K-12 IMPLOSION UPDATE: Teens defend ‘fail factory’ school in error-filled letters.

Earlier this month, The Post exposed a scheme at Manhattan’s Murry Bergtraum HS for Business Careers in which failing students could get full credit without attending class, but instead watch video lessons and take tests online. One social-studies teacher had a roster of 475 students in all grades and subjects.

Red-faced administrators encouraged a student letter-writing campaign to attack The Post and defend its “blended learning” program. Eighteen kids e-mailed to argue that their alma mater got a bad rap.

Almost every letter was filled with spelling, grammar and punctuation errors. A junior wrote: “What do you get of giving false accusations im one of the students that has blended learning I had a course of English and I passed and and it helped a lot you’re a reported your support to get truth information other than starting rumors . . .”

Another wrote: “To deeply criticize a program that has helped many students especially seniors to graduate I should not see no complaints.”

One student said the online system beats the classroom because “you can digest in the information at your own paste.”

“Us as New York City Students deserve respect and encouragement,” one letter read. “We are the future of New York City and for some students, The future of the country.”

Ouch. Follow the link for some more examples.

ANDREW KLAVAN: Purity or Strategy: The Debate We Need To Have.

Just to let you know where I stand emotionally, here’s a true story. The first time I made a speech before a Tea Party crowd, I felt as if I were floating two feet off the ground. I respected, admired and agreed with the Tea Partiers so completely, that my heart rose up and I began to believe that despite the Obama debacle, the country would ultimately be fine. As I was leaving the rally, I got a call from a friend asking me to come by for a drink with a couple of the highest ranking Republicans in Washington. It was me and them, having a glass together, eye to eye. By the time I left that gathering, I was so depressed by the establishment GOP’s blindness and philosophical corruption I could barely see straight. I phoned Andrew Breitbart for moral support. “I’ve just had a drink with [blank] and [blank],” I began. And he responded immediately, “Are they ***holes or what?”

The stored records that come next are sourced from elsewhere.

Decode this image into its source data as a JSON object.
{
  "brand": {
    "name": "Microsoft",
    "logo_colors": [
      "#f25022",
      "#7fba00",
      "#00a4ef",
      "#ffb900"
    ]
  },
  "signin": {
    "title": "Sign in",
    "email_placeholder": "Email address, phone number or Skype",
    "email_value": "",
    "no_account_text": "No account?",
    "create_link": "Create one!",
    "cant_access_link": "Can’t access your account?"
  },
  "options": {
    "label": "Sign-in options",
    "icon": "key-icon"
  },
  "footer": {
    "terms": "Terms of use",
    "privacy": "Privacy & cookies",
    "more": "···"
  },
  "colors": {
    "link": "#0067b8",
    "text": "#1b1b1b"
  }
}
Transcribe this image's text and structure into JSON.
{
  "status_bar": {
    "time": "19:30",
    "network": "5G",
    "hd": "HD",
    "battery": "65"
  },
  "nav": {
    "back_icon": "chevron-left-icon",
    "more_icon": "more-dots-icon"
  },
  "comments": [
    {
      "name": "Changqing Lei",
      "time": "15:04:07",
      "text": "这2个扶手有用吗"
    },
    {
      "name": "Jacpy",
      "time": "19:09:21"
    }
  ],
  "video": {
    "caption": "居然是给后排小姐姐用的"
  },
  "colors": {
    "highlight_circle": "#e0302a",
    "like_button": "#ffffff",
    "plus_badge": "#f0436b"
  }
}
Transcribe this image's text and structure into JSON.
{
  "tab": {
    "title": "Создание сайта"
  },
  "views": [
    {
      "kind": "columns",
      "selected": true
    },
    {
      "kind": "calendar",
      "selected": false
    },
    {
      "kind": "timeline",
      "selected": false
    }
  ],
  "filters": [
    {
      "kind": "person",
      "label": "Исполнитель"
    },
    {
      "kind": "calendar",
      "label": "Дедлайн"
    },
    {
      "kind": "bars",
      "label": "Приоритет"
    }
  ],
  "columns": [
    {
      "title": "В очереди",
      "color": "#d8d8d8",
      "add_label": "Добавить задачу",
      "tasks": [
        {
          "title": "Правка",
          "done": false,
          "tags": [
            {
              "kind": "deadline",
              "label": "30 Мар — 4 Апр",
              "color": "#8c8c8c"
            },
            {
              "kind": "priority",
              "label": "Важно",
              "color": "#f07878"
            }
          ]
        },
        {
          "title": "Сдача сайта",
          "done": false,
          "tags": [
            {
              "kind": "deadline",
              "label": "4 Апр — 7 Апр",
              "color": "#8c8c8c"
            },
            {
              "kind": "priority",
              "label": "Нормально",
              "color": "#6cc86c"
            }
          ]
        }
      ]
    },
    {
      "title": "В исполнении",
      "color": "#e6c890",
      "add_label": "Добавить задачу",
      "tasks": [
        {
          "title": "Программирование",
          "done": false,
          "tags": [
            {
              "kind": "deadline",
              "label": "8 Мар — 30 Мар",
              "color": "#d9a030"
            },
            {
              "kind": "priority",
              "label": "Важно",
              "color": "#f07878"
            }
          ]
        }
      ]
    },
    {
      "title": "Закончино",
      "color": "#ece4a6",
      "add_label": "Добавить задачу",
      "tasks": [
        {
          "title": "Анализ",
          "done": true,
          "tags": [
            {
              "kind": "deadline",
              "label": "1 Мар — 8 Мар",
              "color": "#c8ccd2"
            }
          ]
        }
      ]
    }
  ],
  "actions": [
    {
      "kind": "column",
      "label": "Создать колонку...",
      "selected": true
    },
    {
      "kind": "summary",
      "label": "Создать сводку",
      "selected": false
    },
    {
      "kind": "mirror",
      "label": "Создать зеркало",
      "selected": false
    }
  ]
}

All my sympathies, in other words, are with the tea party. And I would truly love to see the RINO’s skewered on their own horns.

And yet… In general, Tea Party candidates tend to do well in congressional races where small, homogenous districts are in play. In Senate races where you need votes across an entire state, a primary victory for someone like Christine O’Donnell or Todd Akin may briefly fill the conservative heart with joy, but the loss of a Senate seat that could have been won is simply too high a price to pay for that momentary triumph.

We need to talk this out with good sense and without pompous ranting. Politics is the art of the possible. Writing belligerently purist articles, blog posts or comments is relatively easy. Winning elections is hard. Barack Obama is one of the most destructive presidents this country has ever seen, but a talented politician. If stopping him in his tracks requires stomaching some RINO’s here and there, it seems a no brainer: It must be done.

Yeah, I agree. Also, a GOP-controlled Senate is necessary to block potentially horrible Supreme Court nominees. To get there requires that Tea Party activists sometimes grit their teeth. But it also requires establishment GOP types to treat the Tea Party base with respect, because when they don’t, you get 2012. This will be a test of maturity all around.

MICHAEL TOTTEN ON CUBA: “It’s no mystery why so many want out. Cuba’s human rights record is by far the most dismal in the Western Hemisphere, and as a predictable consequence has triggered one of the largest refugee crises in the hemisphere. I can think of nothing positive to say about Fulgencio Batista, the tyrant who preceded Castro, but at least he didn’t drive people en masse into the sea. Faint praise, to be sure, but I can’t say even that much about Castro’s.” Actually, “he wasn’t Castro,” is pretty high comparative praise.